Many people believe that the Allen Wrench clearly must have been invented by someone named Allen or with the surname Allen. Whether the Allen relationship exists all depends on whom you ask. There are two companies that both take credit for creating the Allen Wrench.
There is some discrepancy as to who it is invented the all too familiar Allen Wrench. Allen Wrenches also called Hex Keys were being patented under various names as far back as 1860 in the US however manufacturing of the patented wrenches never took place because of the associated expense with manufacturing in that time frame. In most cases the “inventor” had similar designs that were submitted for patenting.
The actual original design was rumored to come out of the UK but evidently was far too expensive for American tastes at the time so copycat inventors set out to replicate the design under American patent.
Yes There Is An Allen
There were literally 30 patents filed around the same timeframe in the United States, making it difficult to pinpoint whose was approved first. William G Allen of the Allen Manufacturing Company in Connecticut was the first to produce the Hex Key that would come to be most commonly known as an Allen wrench in 1910.

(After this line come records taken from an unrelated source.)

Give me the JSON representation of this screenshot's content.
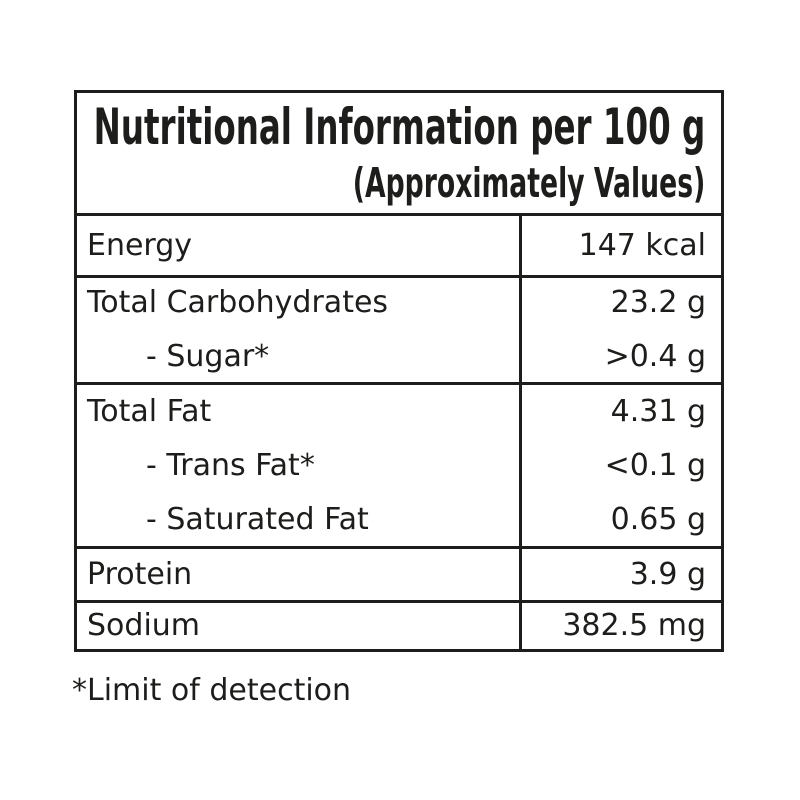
{
  "header": {
    "title": "Nutritional Information per 100 g",
    "subtitle": "(Approximately Values)"
  },
  "table": {
    "rows": [
      {
        "group": "energy",
        "items": [
          {
            "label": "Energy",
            "value": "147 kcal",
            "indent": false
          }
        ]
      },
      {
        "group": "carbohydrates",
        "items": [
          {
            "label": "Total Carbohydrates",
            "value": "23.2 g",
            "indent": false
          },
          {
            "label": "- Sugar*",
            "value": ">0.4 g",
            "indent": true
          }
        ]
      },
      {
        "group": "fat",
        "items": [
          {
            "label": "Total Fat",
            "value": "4.31 g",
            "indent": false
          },
          {
            "label": "- Trans Fat*",
            "value": "<0.1 g",
            "indent": true
          },
          {
            "label": "- Saturated Fat",
            "value": "0.65 g",
            "indent": true
          }
        ]
      },
      {
        "group": "protein",
        "items": [
          {
            "label": "Protein",
            "value": "3.9 g",
            "indent": false
          }
        ]
      },
      {
        "group": "sodium",
        "items": [
          {
            "label": "Sodium",
            "value": "382.5 mg",
            "indent": false
          }
        ]
      }
    ]
  },
  "footnote": "*Limit of detection",
  "colors": {
    "text": "#1d1d1b",
    "border": "#1d1d1b",
    "background": "#ffffff"
  }
}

The “Allen Safety Set Screw” was the first of its kind although there are some accounts that would beg to differ. The founder of the Standard Pressed Steel Company claims that they were the first to manufacture the Hex Wrench under the Unbrako Line of tools. While the Unbrako Line is a very well-known line and in some places of the world a hex key is called an Unbrako wrench in the US the familiar Allen Wrench or Allen Key is used most when describing a hex key.
It is very likely that both manufacturers came out with these products at similar times but it would seem that since the Allen Manufacturing Company was most associated with this tool that it is very likely that they were the first ones to market with it. It may also be possible that the “Allen” name was just easier on the tongue than the Unbrako name. In any event the true “inventor” has been lost to history.